Full Report
All your compromised credentials are belong to us now instead of the other gang
Analysis Summary
# Tool/Technique: PCPJack
## Overview
PCPJack is a sophisticated, self-propagating cloud worm framework designed to hijack cloud infrastructure. It is specifically notable for its "competitor-eviction" behavior, where it identifies and removes existing infections belonging to the threat group **TeamPCP**. Once the environment is "cleaned," PCPJack installs its own suite of tools to harvest high-value credentials and propagate across internal and external networks.
## Technical Details
- **Type:** Malware (Worm / Credential Harvester)
- **Platform:** Linux, Cloud Infrastructure (Docker, Kubernetes, Redis, MongoDB, RayML)
- **Capabilities:** Lateral movement, credential parsing, automated scanning, competitor malware removal, and encrypted exfiltration.
- **First Seen:** Late April 2026
## MITRE ATT&CK Mapping
- **[TA0001 - Initial Access]**
- [T1190 - Exploit Public-Facing Application]
- **[TA0007 - Discovery]**
- [T1046 - Network Service Scanning]
- [T1082 - System Information Discovery]
- **[TA0006 - Credential Access]**
- [T1552 - Unsecured Credentials]
- [T1528 - Steal Application Access Token]
- **[TA0008 - Lateral Movement]**
- [T1021.004 - Remote Services: SSH]
- **[TA0005 - Defense Evasion]**
- [T1562.001 - Impair Defenses: Disable or Modify Tools] (Targeting TeamPCP)
- **[TA0010 - Exfiltration]**
- [T1041 - Exfiltration Over C2 Channel]
## Functionality
### Core Capabilities
- **Worm Propagation:** Automatically scans the internet and internal networks for exposed services (Docker APIs, Kubernetes, Redis, etc.) to self-replicate.
- **Competitor Eviction:** Executes shell scripts specifically designed to find and kill processes or delete artifacts associated with the TeamPCP threat group.

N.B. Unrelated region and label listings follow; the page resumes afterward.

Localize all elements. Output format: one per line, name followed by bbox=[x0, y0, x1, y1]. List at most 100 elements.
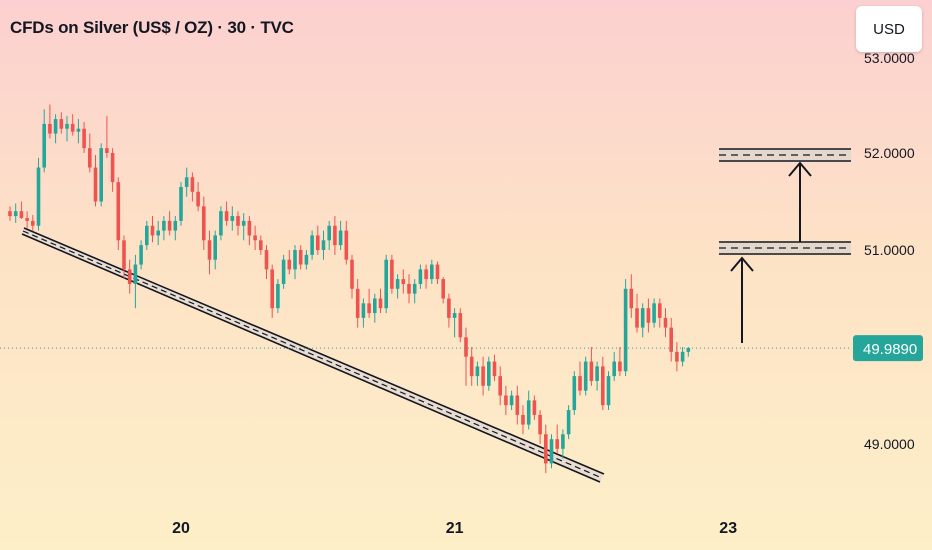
candle-body bbox=[401, 279, 406, 284]
candle-body bbox=[8, 211, 12, 217]
candle bbox=[53, 114, 58, 144]
candle-body bbox=[25, 217, 29, 221]
candle-body bbox=[196, 191, 200, 207]
candle-body bbox=[606, 376, 611, 406]
candle-body bbox=[344, 230, 349, 260]
candle bbox=[640, 303, 645, 338]
candle bbox=[338, 220, 343, 250]
currency-button[interactable]: USD bbox=[856, 6, 922, 52]
candle-body bbox=[458, 313, 463, 338]
candle-body bbox=[572, 376, 577, 411]
candle bbox=[595, 361, 599, 391]
candle bbox=[333, 216, 337, 255]
candle-body bbox=[481, 366, 485, 386]
candle-body bbox=[424, 269, 428, 280]
candle bbox=[70, 114, 75, 136]
candle-body bbox=[270, 269, 274, 309]
arrow-head bbox=[730, 256, 754, 272]
candle-body bbox=[236, 216, 240, 226]
candle-body bbox=[65, 123, 69, 129]
candle-body bbox=[156, 230, 160, 236]
candle-body bbox=[555, 439, 559, 449]
candle bbox=[504, 385, 508, 415]
candle-body bbox=[338, 230, 343, 246]
candle bbox=[321, 230, 326, 260]
candle-body bbox=[304, 254, 309, 265]
candle-body bbox=[230, 216, 235, 221]
candle bbox=[88, 133, 92, 173]
candle bbox=[572, 371, 577, 415]
target-zone-lower[interactable] bbox=[719, 241, 851, 255]
candle bbox=[190, 172, 195, 202]
candle bbox=[167, 211, 172, 236]
candle-body bbox=[48, 123, 52, 134]
candle bbox=[606, 371, 611, 411]
arrow-head bbox=[788, 161, 812, 177]
candle bbox=[652, 298, 656, 328]
candle-body bbox=[224, 211, 229, 221]
x-tick-label: 21 bbox=[446, 520, 464, 537]
candle bbox=[127, 259, 132, 294]
candle bbox=[521, 405, 525, 435]
candle-body bbox=[31, 220, 35, 226]
candle-body bbox=[447, 298, 451, 318]
candle-body bbox=[298, 250, 303, 265]
candle bbox=[544, 424, 548, 474]
candle-body bbox=[538, 414, 542, 435]
candle-body bbox=[675, 351, 679, 362]
candle-body bbox=[515, 395, 520, 415]
current-price-text: 49.9890 bbox=[863, 341, 917, 358]
candle-body bbox=[259, 240, 263, 250]
arrow-up-first[interactable] bbox=[730, 256, 754, 343]
candle-body bbox=[241, 220, 246, 226]
candle bbox=[219, 206, 223, 241]
candle-body bbox=[36, 167, 41, 226]
candle bbox=[76, 119, 81, 144]
candle-body bbox=[469, 356, 474, 377]
candle bbox=[99, 143, 103, 207]
arrow-up-second[interactable] bbox=[788, 161, 812, 242]
candle-body bbox=[321, 240, 326, 250]
candle bbox=[447, 293, 451, 328]
candle-body bbox=[549, 439, 554, 464]
candle-body bbox=[509, 395, 514, 406]
candle bbox=[549, 434, 554, 469]
candle bbox=[464, 327, 468, 386]
candle bbox=[361, 298, 366, 328]
candle-body bbox=[595, 366, 599, 381]
candle bbox=[612, 351, 616, 381]
candle-body bbox=[430, 264, 434, 280]
candle bbox=[601, 356, 605, 411]
candle bbox=[561, 429, 565, 459]
chart-title: CFDs on Silver (US$ / OZ) · 30 · TVC bbox=[10, 18, 294, 37]
candle bbox=[469, 347, 474, 386]
candle bbox=[310, 230, 314, 260]
candle bbox=[259, 235, 263, 255]
candle bbox=[82, 121, 86, 153]
candle-body bbox=[127, 269, 132, 284]
candle-body bbox=[264, 250, 269, 270]
candle-body bbox=[635, 308, 639, 328]
target-zone-upper[interactable] bbox=[719, 148, 851, 162]
candle-body bbox=[116, 182, 121, 241]
candle-body bbox=[145, 225, 149, 246]
candle-body bbox=[487, 361, 491, 386]
candle-body bbox=[42, 123, 46, 168]
candle-body bbox=[532, 400, 537, 415]
candle bbox=[458, 308, 463, 343]
candle-body bbox=[680, 351, 685, 362]
candle bbox=[578, 361, 582, 396]
candle-body bbox=[686, 347, 691, 352]
y-tick-label: 51.0000 bbox=[864, 242, 915, 258]
candle bbox=[418, 264, 423, 289]
candle bbox=[452, 308, 457, 338]
candle-body bbox=[355, 288, 360, 318]
candle bbox=[122, 235, 126, 280]
candle-body bbox=[202, 206, 206, 241]
candle bbox=[629, 274, 634, 318]
candle-body bbox=[544, 434, 548, 464]
candle-body bbox=[167, 220, 172, 231]
candle-body bbox=[53, 119, 58, 134]
trendline-channel[interactable] bbox=[21, 227, 605, 483]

- **Credential Harvesting:** Aggressively parses environment variables, configuration files, SSH keys, Docker secrets, and Kubernetes tokens.
### Advanced Features
- **Modular Framework:** Uses separate modules for lateral movement, credential parsing, and network scanning.
- **Target Selection:** Highly specific targeting of finance, enterprise messaging, and cloud service provider credentials.
- **Encrypted Exfiltration:** Encrypts stolen data before sending it to a command-and-control server to evade network-based detection.
## Indicators of Compromise
- **File Names:** `utils.py` (Credential Extractor module)
- **Behavioral Indicators:**
- Rapid outbound scanning on ports associated with Docker (2375), Redis (6379), and MongoDB (27017).
- Unexpected termination of TeamPCP-related processes.
- Unauthorized execution of shell scripts in container environments.
- **Network Indicators:** [Note: Specific C2 IPs/Domains were not provided in the source text; analysts should monitor for unauthorized traffic to unknown external endpoints.]
## Associated Threat Actors
- **PCPJack Operators:** Current identity unknown, though they display intimate knowledge of TeamPCP's methodology.
- **TeamPCP:** Target of this specific worm’s eviction routine.
## Detection Methods
- **Behavioral Detection:** Monitor for "malware-on-malware" activity—specifically scripts that issue `kill` commands against common cloud-miner or rival threat actor signatures.
- **Network Monitoring:** Alert on internal-to-internal or internal-to-external port scanning originating from cloud instances.
- **Audit Logs:** Review Kubernetes and Docker logs for unauthorized container creations or the mounting of sensitive host paths.
## Mitigation Strategies
- **Authentication:** Ensure all cloud services (Redis, MongoDB, RayML) require strong authentication and are not exposed to the public internet.
- **Credential Management:** Use secrets management tools (e.g., HashiCorp Vault, AWS Secrets Manager) rather than storing keys in environment variables or config files.
- **Network Segmentation:** Implement strict firewall rules to prevent cloud instances from initiating outbound connections to the internet or scanning internal subnets.
- **Hardening:** Disable unneeded Docker/Kubernetes APIs and use "least privilege" service accounts.
## Related Tools/Techniques
- **TeamPCP Toolset:** The predecessor/competitor malware that PCPJack targets for removal.
- **Cloud-based Cryptominers:** While PCPJack lacks a miner, it shares similar propagation techniques with groups like TeamTNT.